Dada, Shakespeare l’hanno citato quelli di Liberazione, io l’ho ripreso per commentarlo.
In tutta franchezza, non credo che la camorra sia un partito, credo che sia una mentalità diffusa, una filosofia di vita, un’arte di arrangiarsi in una regione povera ove vigono due leggi molto popolari e antiche: quella del più furbo e quella dell’antistato, ovvero di un surrogato, una imitazione caricaturale dello Stato ovunque quello vero non riesca o non voglia arrivare. Proverbiale l’immagine del guappo, l’uomo capace di imporre la percentuale ai negozianti (caricatura delle tasse statali e comunali) e di trafficare in droga, ma anche di dare una mano ai bisognosi o di "risolvere" in certo modo molti problemi. Insomma, dove lo Stato, uno Stato pulito non arriva, arrivano loro. Gli interlocutori dei camorristi, come dei mafiosi, sono gli uomini dotati di potere, senza distinzioni di partito, senza altra ideologia che non sia quella dei propri affari.
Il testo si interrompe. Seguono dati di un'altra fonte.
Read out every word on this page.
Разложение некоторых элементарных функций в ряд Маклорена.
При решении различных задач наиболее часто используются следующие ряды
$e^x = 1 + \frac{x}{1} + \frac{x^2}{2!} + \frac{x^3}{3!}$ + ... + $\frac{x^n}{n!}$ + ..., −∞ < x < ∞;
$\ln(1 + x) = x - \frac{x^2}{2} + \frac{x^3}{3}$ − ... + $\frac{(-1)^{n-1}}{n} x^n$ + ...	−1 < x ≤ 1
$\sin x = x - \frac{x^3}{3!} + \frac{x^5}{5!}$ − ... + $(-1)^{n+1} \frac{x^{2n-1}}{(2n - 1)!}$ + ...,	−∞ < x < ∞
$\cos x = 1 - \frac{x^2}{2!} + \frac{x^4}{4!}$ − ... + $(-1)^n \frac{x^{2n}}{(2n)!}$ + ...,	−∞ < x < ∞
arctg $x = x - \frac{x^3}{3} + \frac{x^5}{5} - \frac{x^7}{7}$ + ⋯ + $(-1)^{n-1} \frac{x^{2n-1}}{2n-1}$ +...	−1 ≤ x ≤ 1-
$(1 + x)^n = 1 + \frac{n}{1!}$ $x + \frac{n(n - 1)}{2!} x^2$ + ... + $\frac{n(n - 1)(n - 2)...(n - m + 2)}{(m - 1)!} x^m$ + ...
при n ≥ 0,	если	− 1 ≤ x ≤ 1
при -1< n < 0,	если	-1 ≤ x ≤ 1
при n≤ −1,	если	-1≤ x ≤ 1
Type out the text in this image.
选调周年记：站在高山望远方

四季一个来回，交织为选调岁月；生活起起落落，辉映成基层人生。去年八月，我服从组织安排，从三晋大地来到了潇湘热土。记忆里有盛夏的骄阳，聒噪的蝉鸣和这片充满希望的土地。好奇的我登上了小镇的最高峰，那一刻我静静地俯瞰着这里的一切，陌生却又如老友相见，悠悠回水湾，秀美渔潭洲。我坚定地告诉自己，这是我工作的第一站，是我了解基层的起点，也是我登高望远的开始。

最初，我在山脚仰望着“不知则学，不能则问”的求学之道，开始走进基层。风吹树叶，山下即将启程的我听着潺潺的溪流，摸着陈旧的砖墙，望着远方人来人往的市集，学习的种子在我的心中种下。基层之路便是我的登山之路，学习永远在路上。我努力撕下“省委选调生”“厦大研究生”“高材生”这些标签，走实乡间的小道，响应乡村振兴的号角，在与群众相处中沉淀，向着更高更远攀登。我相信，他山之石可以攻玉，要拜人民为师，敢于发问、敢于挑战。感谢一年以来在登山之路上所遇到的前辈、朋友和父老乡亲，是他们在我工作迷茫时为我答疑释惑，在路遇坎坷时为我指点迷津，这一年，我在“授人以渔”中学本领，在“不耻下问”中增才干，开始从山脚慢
Auguro alla nuova giunta e ai napoletani onesti, che credo siano ancora la maggioranza, di prevalere e di riuscire a imporre una nuova mentalità, con l’aiuto di tutti i poteri dello Stato legittimo, quello supportato dalle leggi. Non m’illudo che i problemi si possano risolvere di punto in bianco, ma uno sforzo rinnovato e qualche progressivo successo, quelli sì, possono essere un buon inizio.
Restano alcune questioni che ancora, da forestiero, non mi spiego: che fine hanno fatto le casse del Comune e alcuni quadri di valore; per quale motivo interi rioni si sono astenuti dal voto.